White-breasted Nuthatch: Kennebunk, Maine, USA — No bird is more faithful at our feeders, year in, year out, than the White-breasted Nuthatch, with the obvious exception of the chickadees. And they are almost as expressive as the chickadees…striking poses as they forage and visit the feeders. These shots were taken from the open door leading out to our deck. Sony Rx10iv at 600mm equivalent. Program mode with my custom birds and wildlife modifications. Processed in Apple Photos. Assembled in FrameMagic. ISO 400 @ f4 @ 1/1000th.
Great Egret: Kennebunk, Maine, USA — I almost rode right by this Great Egret feeding in the marsh along the access road to our local beach.
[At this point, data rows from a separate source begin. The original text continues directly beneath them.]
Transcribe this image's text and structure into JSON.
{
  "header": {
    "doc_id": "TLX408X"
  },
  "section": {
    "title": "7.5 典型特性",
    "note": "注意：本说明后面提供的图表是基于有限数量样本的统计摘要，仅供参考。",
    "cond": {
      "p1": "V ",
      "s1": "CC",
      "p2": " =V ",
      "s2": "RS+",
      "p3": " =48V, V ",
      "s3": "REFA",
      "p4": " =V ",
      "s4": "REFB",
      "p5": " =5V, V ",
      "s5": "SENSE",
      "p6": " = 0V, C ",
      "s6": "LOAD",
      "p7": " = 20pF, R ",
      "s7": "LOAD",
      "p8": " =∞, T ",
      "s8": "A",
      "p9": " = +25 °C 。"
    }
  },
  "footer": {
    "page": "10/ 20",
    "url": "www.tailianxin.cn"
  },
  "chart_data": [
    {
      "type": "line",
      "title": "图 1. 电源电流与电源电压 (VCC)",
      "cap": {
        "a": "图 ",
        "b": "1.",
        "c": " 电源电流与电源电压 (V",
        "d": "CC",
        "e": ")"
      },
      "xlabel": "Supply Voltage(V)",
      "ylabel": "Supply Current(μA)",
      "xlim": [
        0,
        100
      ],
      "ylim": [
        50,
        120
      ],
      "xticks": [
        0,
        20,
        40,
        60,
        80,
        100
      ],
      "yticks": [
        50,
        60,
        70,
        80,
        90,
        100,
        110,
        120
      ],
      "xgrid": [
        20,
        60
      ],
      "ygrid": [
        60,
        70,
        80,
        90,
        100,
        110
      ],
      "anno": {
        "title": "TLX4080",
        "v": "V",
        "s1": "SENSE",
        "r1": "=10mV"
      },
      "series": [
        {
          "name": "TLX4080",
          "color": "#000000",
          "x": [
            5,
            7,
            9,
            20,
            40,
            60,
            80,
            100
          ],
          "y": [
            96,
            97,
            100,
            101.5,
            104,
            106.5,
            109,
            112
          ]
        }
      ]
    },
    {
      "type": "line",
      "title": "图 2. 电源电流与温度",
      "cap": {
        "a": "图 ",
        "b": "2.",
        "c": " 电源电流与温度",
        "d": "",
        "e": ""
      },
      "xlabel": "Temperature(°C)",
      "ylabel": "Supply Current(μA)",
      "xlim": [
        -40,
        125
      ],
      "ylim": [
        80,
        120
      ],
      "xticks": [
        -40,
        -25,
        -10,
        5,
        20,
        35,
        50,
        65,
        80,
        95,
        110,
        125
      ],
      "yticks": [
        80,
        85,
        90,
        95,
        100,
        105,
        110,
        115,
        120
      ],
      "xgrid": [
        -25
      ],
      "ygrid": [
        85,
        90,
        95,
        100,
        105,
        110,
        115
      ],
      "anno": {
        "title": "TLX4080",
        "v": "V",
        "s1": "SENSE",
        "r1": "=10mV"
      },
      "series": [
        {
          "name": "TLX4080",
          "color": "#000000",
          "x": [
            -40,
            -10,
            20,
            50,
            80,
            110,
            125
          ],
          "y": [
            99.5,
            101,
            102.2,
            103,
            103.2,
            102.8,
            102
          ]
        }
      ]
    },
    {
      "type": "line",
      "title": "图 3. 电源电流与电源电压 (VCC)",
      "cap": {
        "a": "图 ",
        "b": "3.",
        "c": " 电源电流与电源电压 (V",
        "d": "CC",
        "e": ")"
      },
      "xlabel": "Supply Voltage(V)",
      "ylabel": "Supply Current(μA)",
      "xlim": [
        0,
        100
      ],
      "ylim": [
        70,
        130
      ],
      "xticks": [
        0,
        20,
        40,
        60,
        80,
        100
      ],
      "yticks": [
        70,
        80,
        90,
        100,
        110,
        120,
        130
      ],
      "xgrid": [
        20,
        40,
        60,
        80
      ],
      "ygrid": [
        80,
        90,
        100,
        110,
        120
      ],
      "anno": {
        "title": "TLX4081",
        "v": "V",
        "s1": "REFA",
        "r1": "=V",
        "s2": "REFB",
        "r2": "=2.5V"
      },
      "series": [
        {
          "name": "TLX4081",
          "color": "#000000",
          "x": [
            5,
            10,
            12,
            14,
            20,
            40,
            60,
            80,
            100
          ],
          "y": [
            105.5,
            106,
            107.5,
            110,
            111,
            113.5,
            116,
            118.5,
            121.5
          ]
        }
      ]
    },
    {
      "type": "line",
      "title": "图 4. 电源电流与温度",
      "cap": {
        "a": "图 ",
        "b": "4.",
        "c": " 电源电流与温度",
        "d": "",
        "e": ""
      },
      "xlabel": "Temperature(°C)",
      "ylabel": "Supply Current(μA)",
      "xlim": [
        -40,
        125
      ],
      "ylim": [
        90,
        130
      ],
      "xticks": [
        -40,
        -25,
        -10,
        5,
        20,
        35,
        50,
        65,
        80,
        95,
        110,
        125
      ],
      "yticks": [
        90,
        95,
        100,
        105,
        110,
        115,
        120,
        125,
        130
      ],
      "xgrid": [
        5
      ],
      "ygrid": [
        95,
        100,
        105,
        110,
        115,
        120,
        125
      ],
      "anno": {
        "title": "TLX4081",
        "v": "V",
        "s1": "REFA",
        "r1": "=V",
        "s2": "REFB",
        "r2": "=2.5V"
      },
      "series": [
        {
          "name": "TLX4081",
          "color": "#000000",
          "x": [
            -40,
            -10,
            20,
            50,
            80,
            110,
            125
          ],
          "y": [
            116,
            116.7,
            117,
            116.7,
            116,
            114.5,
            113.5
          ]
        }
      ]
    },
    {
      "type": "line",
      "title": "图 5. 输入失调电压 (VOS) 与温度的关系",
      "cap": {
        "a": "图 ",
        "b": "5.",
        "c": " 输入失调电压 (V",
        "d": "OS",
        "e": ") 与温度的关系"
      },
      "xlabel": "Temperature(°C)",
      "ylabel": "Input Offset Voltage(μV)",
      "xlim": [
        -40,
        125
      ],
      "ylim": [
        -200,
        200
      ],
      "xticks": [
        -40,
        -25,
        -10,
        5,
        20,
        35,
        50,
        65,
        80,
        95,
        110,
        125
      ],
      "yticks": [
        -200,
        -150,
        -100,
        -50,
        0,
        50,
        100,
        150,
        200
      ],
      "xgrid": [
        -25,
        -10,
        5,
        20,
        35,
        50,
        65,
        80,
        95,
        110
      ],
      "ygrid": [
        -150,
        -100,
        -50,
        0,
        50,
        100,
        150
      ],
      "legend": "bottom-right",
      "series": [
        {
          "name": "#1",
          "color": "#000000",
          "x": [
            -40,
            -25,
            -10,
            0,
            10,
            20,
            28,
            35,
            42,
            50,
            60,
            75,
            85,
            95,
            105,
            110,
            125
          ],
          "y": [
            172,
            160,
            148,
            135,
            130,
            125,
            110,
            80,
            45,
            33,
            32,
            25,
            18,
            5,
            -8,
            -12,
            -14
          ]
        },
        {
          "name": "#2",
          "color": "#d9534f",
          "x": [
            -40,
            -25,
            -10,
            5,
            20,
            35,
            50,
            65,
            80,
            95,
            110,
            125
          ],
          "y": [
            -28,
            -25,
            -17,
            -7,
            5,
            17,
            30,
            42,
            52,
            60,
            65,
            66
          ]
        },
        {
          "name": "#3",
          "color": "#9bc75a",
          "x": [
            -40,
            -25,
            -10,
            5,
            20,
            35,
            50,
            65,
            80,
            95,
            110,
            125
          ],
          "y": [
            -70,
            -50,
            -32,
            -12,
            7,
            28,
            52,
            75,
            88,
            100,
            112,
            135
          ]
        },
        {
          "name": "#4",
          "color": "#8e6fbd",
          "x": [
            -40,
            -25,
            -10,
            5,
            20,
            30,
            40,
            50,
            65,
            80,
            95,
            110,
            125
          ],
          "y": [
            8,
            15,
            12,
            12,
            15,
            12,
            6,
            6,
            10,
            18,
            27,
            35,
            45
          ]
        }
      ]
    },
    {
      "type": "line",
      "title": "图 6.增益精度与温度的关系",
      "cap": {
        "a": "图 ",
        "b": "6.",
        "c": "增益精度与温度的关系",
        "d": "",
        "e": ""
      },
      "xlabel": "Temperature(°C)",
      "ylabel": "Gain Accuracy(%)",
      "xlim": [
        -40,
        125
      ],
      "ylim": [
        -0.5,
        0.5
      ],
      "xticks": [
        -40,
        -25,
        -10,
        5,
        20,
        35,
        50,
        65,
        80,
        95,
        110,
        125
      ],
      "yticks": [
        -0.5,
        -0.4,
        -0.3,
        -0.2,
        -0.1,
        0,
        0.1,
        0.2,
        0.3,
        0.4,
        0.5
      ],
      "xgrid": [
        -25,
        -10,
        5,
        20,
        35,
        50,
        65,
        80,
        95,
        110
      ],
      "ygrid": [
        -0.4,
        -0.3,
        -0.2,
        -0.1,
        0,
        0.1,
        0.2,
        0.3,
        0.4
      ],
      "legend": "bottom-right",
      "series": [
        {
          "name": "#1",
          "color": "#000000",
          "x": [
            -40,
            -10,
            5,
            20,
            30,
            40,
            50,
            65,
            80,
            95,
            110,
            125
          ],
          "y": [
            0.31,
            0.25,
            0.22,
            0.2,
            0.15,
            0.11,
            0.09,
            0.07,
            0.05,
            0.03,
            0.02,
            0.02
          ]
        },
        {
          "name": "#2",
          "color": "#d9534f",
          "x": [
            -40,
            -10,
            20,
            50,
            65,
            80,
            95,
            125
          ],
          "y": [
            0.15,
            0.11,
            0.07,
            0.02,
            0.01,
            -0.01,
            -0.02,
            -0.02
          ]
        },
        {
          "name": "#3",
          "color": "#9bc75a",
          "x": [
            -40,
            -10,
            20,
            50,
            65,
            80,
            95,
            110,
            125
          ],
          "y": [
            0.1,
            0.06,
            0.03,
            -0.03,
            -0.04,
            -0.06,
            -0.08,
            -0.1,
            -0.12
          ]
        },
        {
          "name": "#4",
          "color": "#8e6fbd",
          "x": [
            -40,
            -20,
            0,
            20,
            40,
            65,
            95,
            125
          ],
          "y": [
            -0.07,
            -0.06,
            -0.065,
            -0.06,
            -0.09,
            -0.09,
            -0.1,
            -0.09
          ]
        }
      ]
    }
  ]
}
I was at the end of my eTrike ride, headed for home, just checking the marsh for anything spectacular. So I guess it is safe to say I did not consider the Great Egret, well out in the marsh, spectacular. 🙂 Still, my theory is that if you do not take the easy shots when they are on offer, you might not get the chance of the “special” shots when they happen. And, with a bit of post processing magic to bring the Egret in closer, I managed satisfying, if not spectacular. Sony Rx10iv at 600mm equivalent. Program mode with my custom birds and wildlife modifications. Processed in Polarr, then enlarged in Pixelmator Pro Photo and recropped for the equivalent of at least a 2000mm field of view. Finished off in Apple Photos. ISO 100 @ f4 @ 1/800th. Assembled in FrameMagic.